Run main.py to start. You should get a command prompt.
? or help [command]: Gets a short description of what the command does, or if no command is provided, lists the available commands
add : Breaks the word up into graphemes and adds it to the tree
addlist : Adds many words at a time. One per line, please.
clear: Remove all words from the tree and start over
get [length]: Generate a word from the model. Valid "types" are likely, which always picks the grapheme that comes after the preceding sequence most often, and random, which chooses one randomly but weighted in accordance with how often that grapheme follows the preceding sequence
gethist: Gets the number of preceding graphemes to consider when adding to the tree. If you use a history of 2 for example, the g in dog and the g in hog will be separate nodes. A history of 1 will only consider the o and not the d or h, so they will both link to the same g node. Long histories will match the source better, but because each sequence is a string of that many graphemes, they tend to result in larger model sizes. Besides, short histories are more creative, and can be more fun.
getlang: Returns the path to the active language file. I only speak english, so there's just the one right now, which is the default.
load : Load a model you have already saved.

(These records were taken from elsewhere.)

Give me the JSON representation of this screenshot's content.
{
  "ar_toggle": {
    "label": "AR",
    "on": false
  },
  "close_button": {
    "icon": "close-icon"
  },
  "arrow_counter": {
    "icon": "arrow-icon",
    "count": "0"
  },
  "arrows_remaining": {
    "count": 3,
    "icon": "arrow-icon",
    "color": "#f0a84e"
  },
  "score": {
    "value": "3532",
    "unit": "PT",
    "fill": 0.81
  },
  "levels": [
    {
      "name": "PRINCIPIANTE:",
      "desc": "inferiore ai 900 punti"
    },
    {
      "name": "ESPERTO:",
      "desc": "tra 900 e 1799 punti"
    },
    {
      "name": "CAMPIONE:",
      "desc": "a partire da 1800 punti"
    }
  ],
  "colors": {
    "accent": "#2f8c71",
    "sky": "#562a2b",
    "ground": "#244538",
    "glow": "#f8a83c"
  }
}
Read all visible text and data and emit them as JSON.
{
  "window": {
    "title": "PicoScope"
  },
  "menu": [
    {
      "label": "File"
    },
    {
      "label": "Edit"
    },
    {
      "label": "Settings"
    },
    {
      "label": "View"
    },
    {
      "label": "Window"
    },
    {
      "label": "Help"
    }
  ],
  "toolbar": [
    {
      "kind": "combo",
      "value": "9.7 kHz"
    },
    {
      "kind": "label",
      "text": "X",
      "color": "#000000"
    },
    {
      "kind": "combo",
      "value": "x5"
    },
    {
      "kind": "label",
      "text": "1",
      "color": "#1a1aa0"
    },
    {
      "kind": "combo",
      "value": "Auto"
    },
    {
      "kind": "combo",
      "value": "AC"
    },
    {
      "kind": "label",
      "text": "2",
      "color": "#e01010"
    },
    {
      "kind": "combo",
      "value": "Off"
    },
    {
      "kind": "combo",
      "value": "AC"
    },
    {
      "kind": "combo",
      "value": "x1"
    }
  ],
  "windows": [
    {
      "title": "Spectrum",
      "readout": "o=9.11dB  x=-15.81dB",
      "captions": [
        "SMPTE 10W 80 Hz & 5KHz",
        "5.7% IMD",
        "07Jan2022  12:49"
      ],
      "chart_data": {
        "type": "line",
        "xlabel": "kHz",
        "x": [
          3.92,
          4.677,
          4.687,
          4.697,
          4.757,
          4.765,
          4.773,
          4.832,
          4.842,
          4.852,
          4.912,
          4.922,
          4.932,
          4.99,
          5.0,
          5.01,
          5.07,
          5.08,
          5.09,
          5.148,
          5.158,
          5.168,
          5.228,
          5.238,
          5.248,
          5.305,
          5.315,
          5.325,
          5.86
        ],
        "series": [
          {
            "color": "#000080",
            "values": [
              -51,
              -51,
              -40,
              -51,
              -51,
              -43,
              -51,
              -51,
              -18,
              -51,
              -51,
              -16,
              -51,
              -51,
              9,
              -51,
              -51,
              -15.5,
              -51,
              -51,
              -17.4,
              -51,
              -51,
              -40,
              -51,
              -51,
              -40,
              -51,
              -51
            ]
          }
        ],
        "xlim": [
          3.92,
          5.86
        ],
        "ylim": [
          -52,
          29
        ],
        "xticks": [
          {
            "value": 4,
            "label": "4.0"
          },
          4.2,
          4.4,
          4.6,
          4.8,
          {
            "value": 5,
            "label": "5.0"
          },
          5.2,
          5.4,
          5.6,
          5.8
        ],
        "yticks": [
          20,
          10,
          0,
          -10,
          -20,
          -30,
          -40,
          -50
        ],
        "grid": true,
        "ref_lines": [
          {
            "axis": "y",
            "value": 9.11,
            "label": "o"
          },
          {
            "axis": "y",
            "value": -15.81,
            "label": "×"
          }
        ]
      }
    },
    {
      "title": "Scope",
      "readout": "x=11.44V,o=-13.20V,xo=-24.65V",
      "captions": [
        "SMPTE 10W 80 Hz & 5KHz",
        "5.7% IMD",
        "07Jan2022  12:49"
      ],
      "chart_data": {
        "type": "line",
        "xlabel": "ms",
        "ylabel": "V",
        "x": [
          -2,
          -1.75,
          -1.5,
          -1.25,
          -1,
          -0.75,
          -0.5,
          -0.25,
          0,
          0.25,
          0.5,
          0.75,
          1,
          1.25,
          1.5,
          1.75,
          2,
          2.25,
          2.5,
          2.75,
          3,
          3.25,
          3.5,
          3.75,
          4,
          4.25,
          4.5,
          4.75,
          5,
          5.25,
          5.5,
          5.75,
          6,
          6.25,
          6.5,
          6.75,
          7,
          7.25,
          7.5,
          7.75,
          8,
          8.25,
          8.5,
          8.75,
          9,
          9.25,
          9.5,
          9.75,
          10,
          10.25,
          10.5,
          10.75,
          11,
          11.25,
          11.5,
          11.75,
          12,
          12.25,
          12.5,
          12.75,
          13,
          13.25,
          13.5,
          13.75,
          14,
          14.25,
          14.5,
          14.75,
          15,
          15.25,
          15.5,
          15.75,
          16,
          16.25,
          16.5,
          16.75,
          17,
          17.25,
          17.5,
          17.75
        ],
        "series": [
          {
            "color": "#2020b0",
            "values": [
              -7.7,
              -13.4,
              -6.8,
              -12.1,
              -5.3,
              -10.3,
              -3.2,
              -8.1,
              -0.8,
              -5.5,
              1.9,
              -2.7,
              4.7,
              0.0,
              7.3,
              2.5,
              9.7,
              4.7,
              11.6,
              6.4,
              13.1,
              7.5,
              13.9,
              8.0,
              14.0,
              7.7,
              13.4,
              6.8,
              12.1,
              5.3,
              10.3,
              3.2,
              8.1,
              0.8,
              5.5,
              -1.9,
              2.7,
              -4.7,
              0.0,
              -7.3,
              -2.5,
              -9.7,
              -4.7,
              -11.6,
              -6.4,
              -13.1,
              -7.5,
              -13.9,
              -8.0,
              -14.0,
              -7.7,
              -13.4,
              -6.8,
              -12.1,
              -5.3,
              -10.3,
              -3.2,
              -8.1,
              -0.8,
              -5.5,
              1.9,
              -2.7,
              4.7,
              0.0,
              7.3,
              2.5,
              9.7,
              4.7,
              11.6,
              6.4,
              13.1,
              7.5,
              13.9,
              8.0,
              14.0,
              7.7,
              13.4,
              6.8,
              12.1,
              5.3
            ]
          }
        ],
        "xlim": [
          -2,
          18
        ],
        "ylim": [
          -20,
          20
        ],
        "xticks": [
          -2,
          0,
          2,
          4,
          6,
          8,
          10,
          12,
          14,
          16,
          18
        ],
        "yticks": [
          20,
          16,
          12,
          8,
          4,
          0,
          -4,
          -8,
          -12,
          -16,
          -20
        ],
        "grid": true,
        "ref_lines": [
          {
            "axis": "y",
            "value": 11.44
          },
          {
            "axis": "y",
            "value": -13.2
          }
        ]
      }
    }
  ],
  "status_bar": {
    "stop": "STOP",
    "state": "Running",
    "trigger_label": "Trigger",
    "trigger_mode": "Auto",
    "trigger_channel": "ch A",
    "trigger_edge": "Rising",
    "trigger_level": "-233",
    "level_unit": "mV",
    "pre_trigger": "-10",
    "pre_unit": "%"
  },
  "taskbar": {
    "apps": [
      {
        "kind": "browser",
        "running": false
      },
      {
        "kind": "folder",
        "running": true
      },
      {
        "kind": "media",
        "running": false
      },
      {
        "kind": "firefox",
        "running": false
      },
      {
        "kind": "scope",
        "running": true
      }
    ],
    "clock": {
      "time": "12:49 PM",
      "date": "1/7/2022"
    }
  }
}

I don't recommend trying to load a model associated with a different language, but at this time, it's not going to stop you.
quit: Closes the program. No surprises there.
save : Saves a model to an XML file. This file contains a list of words entered into the graph, as well as the tree structure (by which I mean, a list of grapheme sequence nodes, and their associated following nodes.
sethist : Sets the history length. Note that changing this will clear the model, because the number of entries in each node depends on the history. Loading a model will overwrite this too.
setlang : Sets the language file. These are XML files that list the valid graphemes for a language. If you try to parse a word containing graphemes that aren't in this list, you'll get an error.
wordlist: Prints a list of the words in the model
I've included in the repo a few sample word lists in the Data/nameLists folder. There should be a list of the most common female baby names of the '10s, the linux spell check dictionary, and a file I used to debug my english grapheme list so that it would support the words list.
If you want to run my tests, run test.py instead. It's not especially interesting though.